Así, los recursos naturales son
esquilmados inmisericordemente por las
empresas capitalistas, obligadas a crecer sin cesar y a producir cada vez más cachivaches que ceben
la sociedad de consumo (sólo para una porción concreta de la población mundial)
sin que su degradación tenga que ser reparada por los autores de la misma y,
sin que por tanto, se contabilice de manera alguna en sus balances, impidiendo
averiguar hasta que punto determinadas actividades (como el fracking, por
ejemplo) son realmente rentables, no sólo desde un punto de vista social, sino
estrictamente económico.
Es en el seno de este marco
socioeconómico que el desarrollo del proceso de acumulación capitalista entra
en un conflicto creciente, con las fuentes mismas de reproducción de la vida,
poniendo en cuestión su propia viabilidad a medio plazo. Entendámonos: el
crecimiento continuado se compone mal con el natural agotamiento de los
recursos fósiles necesarios, precisamente, para alimentar dicho crecimiento. La
llegada del peak (el punto más alto
posible de extracción, a partir del cual es cada vez menos rentable para una
economía de mercado, continuar con la explotación del recurso) se ha producido
ya para el petróleo convencional, y está cada vez más cercana para la práctica
totalidad de las fuentes energéticas y los recursos clave de nuestra sociedad
industrial.
El capitalismo, atenazado por la
confluencia de procesos seculares paralelos e interdependientes, que están
dibujando un momento de crisis múltiples (ecológica, económico-financiera,
cultural, de la hegemonía política, etc) que abren el escenario de una mutación
sistémica de tipo cualitativo, no puede, a largo y, aún, medio plazo, hacer
frente a la crisis ecológica manteniendo el mismo tipo de sociedad de consumo.

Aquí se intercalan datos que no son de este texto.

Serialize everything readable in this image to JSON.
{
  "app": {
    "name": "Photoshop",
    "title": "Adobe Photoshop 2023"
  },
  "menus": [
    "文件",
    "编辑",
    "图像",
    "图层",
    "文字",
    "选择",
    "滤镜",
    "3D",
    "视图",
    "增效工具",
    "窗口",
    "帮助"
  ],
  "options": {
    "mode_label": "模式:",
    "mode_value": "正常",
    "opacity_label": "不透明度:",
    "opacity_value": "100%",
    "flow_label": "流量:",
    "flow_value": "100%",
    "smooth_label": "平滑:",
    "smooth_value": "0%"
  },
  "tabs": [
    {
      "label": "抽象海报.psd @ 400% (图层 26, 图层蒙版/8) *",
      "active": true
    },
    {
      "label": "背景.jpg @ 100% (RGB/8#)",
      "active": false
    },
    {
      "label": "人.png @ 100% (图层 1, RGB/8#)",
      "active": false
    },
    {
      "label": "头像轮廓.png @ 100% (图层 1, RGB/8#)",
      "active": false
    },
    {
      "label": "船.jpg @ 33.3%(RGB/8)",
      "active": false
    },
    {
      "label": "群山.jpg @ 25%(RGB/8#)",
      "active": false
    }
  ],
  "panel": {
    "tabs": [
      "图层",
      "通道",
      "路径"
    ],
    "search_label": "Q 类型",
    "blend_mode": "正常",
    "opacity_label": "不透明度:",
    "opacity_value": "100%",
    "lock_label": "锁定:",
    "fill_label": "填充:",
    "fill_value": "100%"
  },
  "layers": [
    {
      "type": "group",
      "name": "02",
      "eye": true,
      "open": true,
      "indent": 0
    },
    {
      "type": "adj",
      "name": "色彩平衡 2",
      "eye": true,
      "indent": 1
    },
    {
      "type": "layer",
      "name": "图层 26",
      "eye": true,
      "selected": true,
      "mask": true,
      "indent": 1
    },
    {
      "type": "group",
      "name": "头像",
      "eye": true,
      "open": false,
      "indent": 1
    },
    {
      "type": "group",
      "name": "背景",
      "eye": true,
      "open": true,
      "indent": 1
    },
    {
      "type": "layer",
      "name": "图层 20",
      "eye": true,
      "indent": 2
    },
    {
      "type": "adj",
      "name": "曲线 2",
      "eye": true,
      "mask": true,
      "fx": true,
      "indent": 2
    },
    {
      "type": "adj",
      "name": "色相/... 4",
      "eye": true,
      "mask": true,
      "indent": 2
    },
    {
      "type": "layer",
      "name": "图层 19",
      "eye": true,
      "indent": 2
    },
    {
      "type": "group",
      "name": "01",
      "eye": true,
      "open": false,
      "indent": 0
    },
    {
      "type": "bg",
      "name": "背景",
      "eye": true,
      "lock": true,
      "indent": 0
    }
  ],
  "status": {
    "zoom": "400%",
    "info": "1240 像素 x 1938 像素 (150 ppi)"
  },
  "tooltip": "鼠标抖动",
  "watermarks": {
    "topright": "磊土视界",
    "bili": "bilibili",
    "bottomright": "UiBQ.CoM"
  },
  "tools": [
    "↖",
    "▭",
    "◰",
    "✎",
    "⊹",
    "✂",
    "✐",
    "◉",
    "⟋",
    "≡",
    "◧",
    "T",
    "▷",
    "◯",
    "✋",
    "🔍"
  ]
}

El crecimiento sin fin, es inviable en un planeta finito y, con él, el propio
sistema capitalista. La gran pregunta, como decía Gunder Frank, de nuestro
tiempo, no es cuál es la naturaleza del capitalismo, sino que vendrá tras él.
Así, el decrecimiento va a
producirse de una manera u otra: en medio de las gigantescas catástrofes sociales
asociadas al colapso, o la lenta pero imparable decadencia, de una arquitectura
global enferma en sus más profundos cimientos, o en el marco de un proceso
racional y democráticamente gestionado en función de los intereses de las mayorías.
Pero aclaremos de qué hablamos
cuando hablamos de decrecimiento: la sociedad de consumo se ha construido sobre
la emergencia de una abundancia nunca vista de objetos mercantiles, muchos sin
una utilidad social o personal clara, cuya producción masiva y venta permite alimentar
el proceso de acumulación del capital. Todo ello ha provocado una expansión
brutal de redes de transporte, asociadas al uso masivo de recursos fósiles para
mover las mercancías, que han generado un mercado global, al tiempo que
arruinaban a los productores comarcales, impidiendo la soberanía alimentaria e,
incluso, industrial local. En el camino,
muchas otras necesidades sociales, algunas de ellas mucho más profundas que la
de jugar, por ejemplo, con una consola de videojuegos privada y personal, o la
de consumir frutas traídas de la otra parte del mundo fuera de temporada, han
sido preteridas, produciendo desigualdad
y problemas de subsistencia a millones de personas.
Lo que está en cuestión,
entonces, en el marco de la crisis sistémica que nos atenaza, y del problema
ecológico de fondo que se agiganta por momentos, es qué y cómo debe producir la
sociedad, a que intereses debe responder esa producción, y cómo se pueden
minimizar los daños medioambientales resultado de esa producción, partiendo de
la base de que la pervivencia del capitalismo, tal y como lo conocemos, es
incompatible con la continuidad de la población humana en el planeta.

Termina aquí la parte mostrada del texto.